“In this case, the parties seek a decision on costs where there is no judge who has dealt with the step who could render a costs decision. I would have been the trial judge, but no trial proceeded before me. I thus come to this costs determination without any prior knowledge of the parties’ litigation, positions or evidence. I have no record of judicial fact finding on issues relevant to costs, and no evidentiary record before me on which to make findings.
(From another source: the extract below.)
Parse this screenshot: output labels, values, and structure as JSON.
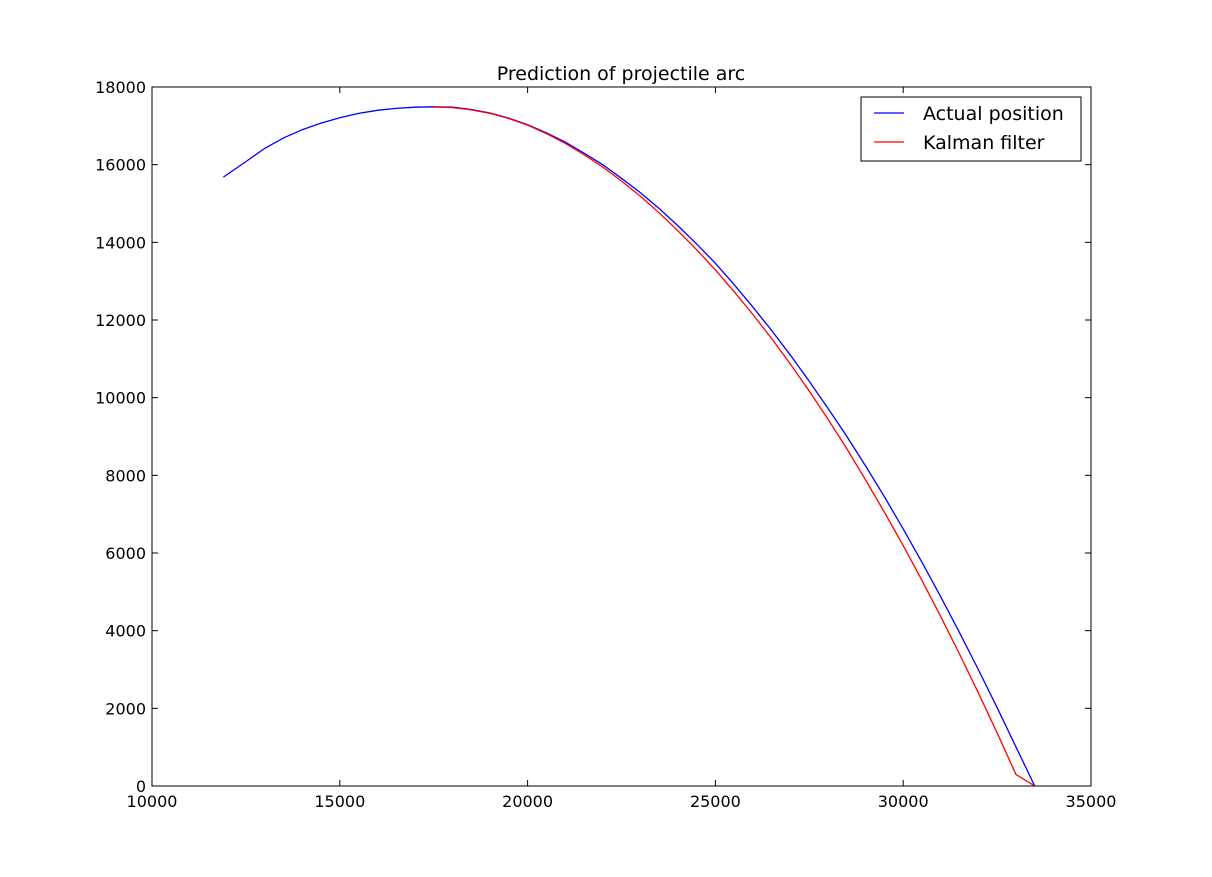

The parties’ minutes of settlement expressed a preference for written submissions to deal with costs, no doubt to save expense. This is not a silly concern. As Leach J. observed in Witherspoon v. Witherspoon, 2015 ONSC 6378 at para. 42, attempts to address cost issues in a post-settlement context are unlikely to promote judicial economy. He wrote:
…application of the cost rules presupposes that the court is in a position to rely on factual or other objective findings that either support or detract from the parties’ respective submissions. However, that self-evidently will not be the case where the parties rely on matters and considerations that have never been the subject of any judicial fact finding, or corresponding judicial determination on issues or reasonableness, unreasonableness, or alleged misconduct. The parties in the case before me seem to have come to such a realization either consciously or instinctively, given their respective efforts to now revisit contentious issues and evidence, and belatedly have such matters resolved in their favour in order to justify their cost positions. However, an exercise that effectively encourages and requires the parties and the court to revisit and essentially litigate such issues, which supposedly have been resolved by a substantive settlement, seems entirely and inappropriately retrograde in nature.”